The OMB scheduled the Sept. 1 meeting as a preliminary gathering of all sides concerned in appeals on Colacem Canada Inc.’s rezoning application for property near L’Orignal. The company wants to build a cement plant there and faces opposition from both Champlain Township council and Action Champlain, a grassroots community group, about the environmental and other impacts of the project.
Makuch, who chaired the meeting, stated that the earliest date possible for a full hearing on the matter is September 2018 with a five-week window kept open then, to allow all sides to present arguments and witness testimony.
“The best I could do for you is a year from now,” Makuch told representatives for all the parties involved in the current appeal process.
Grand Chief Simon told Makuch that the Mohawk Nation was never consulted about the proposed project. He expressed concern about the potential environmental impact of the plant’s effluent on his community which is located downstream along the Ottawa River. He indicated that the issue of aboriginal rights should take precedence over an economic development project.
“Colacem is going to have to answer some serious questions,” said Grand Chief Simon.

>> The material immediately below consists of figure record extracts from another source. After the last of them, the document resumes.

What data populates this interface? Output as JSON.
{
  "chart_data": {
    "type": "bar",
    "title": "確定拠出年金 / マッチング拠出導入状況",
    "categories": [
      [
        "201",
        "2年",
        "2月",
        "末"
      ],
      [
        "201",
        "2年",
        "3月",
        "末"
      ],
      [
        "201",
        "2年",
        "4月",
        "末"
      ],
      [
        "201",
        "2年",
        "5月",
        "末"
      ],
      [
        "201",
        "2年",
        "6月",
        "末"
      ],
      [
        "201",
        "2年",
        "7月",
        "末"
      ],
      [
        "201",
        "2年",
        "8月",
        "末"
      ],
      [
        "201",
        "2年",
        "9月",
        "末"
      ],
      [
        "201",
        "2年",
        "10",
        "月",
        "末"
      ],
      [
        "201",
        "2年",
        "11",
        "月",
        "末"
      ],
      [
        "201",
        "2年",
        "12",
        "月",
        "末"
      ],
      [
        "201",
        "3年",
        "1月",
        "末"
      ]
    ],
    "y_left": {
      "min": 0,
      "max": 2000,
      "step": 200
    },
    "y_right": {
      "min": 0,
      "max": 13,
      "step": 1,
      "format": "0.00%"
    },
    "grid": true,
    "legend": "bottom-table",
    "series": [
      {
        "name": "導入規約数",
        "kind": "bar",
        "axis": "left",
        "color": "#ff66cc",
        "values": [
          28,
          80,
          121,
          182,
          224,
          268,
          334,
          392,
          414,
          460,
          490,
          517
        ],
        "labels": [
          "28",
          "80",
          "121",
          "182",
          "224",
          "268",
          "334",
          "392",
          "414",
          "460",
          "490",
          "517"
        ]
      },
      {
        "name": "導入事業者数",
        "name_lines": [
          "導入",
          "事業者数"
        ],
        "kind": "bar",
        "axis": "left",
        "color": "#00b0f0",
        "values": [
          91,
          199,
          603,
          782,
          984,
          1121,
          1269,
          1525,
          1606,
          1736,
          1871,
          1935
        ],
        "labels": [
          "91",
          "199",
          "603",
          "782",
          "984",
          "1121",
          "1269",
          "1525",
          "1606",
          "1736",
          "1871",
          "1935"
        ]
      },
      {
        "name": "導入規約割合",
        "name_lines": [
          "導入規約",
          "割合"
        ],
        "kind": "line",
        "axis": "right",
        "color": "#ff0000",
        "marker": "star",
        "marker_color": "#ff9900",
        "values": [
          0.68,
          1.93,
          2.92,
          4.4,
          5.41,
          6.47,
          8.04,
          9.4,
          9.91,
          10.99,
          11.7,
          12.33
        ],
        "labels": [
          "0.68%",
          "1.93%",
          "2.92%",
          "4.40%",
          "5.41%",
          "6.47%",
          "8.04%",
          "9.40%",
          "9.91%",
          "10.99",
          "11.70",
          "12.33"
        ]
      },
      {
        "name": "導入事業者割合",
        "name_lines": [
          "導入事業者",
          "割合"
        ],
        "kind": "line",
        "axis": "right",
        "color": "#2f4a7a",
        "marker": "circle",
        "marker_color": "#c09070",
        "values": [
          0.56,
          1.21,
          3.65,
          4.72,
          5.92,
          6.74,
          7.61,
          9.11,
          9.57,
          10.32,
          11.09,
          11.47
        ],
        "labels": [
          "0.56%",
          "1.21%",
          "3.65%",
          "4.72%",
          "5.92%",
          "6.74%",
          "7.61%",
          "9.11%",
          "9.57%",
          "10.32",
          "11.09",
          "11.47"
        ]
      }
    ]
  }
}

He cited Section 35 of the Constitution Act concerning First Nation rights and noted Canada is also signatory to various international law agreements dealing with the rights of indigenous peoples. He stated that he will contact federal Environment Minister Catherine McKenna on the matter and also take it to the Prime Minister’s Office “if necessary”.
There are two appeal applications before the OMB dealing with the Colacem cement plant project proposal. The company is appealing Champlain Township council’s rejection of the rezoning application. Action Champlain, a local community group, is appealing the decision of the United Counties of Prescott-Russell (UCPR) to accept the rezoning request.
There are also a number of individuals living in and around the L’Orignal area who have also registered with the OMB as interested parties in the appeal process and their opinions will be included in the board’s review of the appeal applications next year in UCPR council chamber starting Sept. 4 at 10:30 a.m.
The OMB will suspend the hearing on Sept. 12 and 26 which are the days when the UCPR council has its regular meetings. Jim Walsh of L’Orignal, one of many residents interested in the future of the cement plant project of Colacem Canada, reviews a document during a pause in the Sept. 1 preliminary hearing session of the Ontario Municipal Board, in counties council chambers.